Soba noodles are native Japanese noodles made of buckwheat flour (soba-ko) and wheat flour (komugi-ko). They are roughly as thick as spaghetti, and prepared in various hot and cold dishes. The most basic soba dish is zaru soba in which boiled, cold soba noodles are eaten with a soya based dipping sauce (tsuyu).
Like pasta, soba noodles are available in dried form in supermarkets, but they taste best if freshly made by hand from flour and water. Soba making has also become a popular tourist attraction for domestic and international travelers. The activity is offered by many community centers and travel tour companies. Below you will find an illustrated description of the soba making process.
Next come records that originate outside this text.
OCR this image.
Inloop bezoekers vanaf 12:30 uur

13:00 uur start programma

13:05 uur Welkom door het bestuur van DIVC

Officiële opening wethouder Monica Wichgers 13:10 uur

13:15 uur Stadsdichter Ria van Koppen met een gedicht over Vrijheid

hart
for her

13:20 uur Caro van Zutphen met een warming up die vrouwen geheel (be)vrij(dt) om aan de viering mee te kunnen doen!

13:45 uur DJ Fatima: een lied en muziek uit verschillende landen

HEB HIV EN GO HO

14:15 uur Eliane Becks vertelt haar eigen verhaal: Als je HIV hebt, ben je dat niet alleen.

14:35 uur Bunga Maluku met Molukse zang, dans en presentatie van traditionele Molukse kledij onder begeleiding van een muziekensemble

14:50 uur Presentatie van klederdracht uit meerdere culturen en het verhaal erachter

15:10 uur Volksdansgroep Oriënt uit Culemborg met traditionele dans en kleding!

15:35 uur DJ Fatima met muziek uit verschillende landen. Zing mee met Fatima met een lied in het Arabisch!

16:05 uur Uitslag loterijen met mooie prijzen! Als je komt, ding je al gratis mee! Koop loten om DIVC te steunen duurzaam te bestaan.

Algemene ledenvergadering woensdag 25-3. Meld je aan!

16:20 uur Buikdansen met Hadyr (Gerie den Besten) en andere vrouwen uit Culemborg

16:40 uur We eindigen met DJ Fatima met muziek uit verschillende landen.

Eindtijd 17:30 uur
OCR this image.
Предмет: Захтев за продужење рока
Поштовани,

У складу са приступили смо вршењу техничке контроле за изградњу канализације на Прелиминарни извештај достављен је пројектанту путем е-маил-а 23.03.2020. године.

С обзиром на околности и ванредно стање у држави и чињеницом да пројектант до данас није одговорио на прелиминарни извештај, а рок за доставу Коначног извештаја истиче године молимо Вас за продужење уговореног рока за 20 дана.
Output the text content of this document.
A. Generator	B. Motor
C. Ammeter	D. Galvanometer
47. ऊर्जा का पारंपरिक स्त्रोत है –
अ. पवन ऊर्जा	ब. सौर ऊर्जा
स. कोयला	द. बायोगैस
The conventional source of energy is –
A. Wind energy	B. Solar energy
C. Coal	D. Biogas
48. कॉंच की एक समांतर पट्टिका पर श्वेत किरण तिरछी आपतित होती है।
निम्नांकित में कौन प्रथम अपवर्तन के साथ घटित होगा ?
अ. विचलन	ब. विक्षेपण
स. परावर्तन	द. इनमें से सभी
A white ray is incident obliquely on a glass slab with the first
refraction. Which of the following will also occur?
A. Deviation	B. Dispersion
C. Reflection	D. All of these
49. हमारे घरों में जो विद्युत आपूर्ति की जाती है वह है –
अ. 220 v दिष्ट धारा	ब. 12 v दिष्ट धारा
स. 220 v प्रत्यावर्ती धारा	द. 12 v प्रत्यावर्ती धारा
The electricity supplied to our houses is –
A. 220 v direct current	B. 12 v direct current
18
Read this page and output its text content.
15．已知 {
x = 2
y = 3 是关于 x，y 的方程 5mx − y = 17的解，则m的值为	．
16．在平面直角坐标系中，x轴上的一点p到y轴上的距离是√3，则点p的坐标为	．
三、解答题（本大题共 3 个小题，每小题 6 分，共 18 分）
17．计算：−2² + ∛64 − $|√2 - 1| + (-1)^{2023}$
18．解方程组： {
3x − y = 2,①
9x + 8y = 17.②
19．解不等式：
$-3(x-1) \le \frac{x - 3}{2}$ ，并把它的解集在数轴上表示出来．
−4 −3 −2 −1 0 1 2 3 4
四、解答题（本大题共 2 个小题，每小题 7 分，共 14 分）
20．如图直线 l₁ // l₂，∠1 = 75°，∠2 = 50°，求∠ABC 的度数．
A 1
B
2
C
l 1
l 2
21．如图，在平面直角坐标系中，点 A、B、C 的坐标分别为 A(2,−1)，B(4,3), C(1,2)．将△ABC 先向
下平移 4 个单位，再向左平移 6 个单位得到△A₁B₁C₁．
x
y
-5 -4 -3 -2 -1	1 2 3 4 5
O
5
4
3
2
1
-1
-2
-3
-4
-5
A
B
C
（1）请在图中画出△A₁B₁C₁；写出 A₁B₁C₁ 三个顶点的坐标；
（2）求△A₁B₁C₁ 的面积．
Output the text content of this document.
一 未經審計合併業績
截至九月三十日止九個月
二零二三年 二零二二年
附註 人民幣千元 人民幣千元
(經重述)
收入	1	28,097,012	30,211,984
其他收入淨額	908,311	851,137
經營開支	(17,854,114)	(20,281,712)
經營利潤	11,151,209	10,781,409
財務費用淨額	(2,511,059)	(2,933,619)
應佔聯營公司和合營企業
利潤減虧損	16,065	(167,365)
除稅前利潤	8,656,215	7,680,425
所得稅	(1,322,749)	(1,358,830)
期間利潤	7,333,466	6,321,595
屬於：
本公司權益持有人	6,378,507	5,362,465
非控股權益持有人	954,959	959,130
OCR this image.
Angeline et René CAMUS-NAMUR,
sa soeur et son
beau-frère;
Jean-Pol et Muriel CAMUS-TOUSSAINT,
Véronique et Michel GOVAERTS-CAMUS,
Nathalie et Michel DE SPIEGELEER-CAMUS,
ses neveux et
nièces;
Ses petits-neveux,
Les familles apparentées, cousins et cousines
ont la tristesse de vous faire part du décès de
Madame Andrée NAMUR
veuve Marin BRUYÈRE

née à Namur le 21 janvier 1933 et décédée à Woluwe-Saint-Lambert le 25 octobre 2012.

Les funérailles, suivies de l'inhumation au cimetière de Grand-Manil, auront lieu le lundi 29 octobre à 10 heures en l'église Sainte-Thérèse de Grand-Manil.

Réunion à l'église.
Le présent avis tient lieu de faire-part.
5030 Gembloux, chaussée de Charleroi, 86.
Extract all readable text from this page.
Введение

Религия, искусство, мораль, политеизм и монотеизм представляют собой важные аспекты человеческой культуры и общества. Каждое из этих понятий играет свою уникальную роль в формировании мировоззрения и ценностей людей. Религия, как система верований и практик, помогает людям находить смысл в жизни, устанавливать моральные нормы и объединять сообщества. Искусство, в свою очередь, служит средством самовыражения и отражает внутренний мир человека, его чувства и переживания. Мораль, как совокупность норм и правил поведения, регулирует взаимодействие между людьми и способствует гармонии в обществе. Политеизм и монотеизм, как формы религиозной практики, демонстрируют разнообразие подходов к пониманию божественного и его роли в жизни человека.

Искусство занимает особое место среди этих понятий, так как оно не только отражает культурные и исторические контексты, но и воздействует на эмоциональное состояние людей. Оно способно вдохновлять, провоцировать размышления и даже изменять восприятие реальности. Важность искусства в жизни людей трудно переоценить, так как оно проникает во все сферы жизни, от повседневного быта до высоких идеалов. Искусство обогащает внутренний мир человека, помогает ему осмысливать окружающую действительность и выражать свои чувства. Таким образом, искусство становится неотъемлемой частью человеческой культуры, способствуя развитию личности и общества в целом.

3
The first step, mixing the flour with water into a dough, is considered the most important and difficult part of making soba noodles. The correct amount of water is added step by step to the flower and mixed for several minutes until the flour becomes moist enough to be formed into a dough. The dough is then pressed until it becomes very smooth and contains no more air.
The dough is then rolled into a thin square by repeatedly rolling it around a wooden rolling stick.
At last, the dough is folded and cut into the noodles.
For zaru soba, the noodles are then boiled and cooled down with cold water, before served with a soya based dipping sauce (tsuyu), wasabi, nori seaweed and negi (Japanese leek). The water used to boil the noodles (soba-yu) is often added to the remaining tsuyu and drunken at the end of the meal.
Other popular soba dishes are noodle soups with various toppings, such as Kitsune Soba, Tanuki Soba and Tsukimi Soba. Despite the name, the popular dish Yakisoba is not made with soba noodles, but rather with Chinese style noodles (chukamen).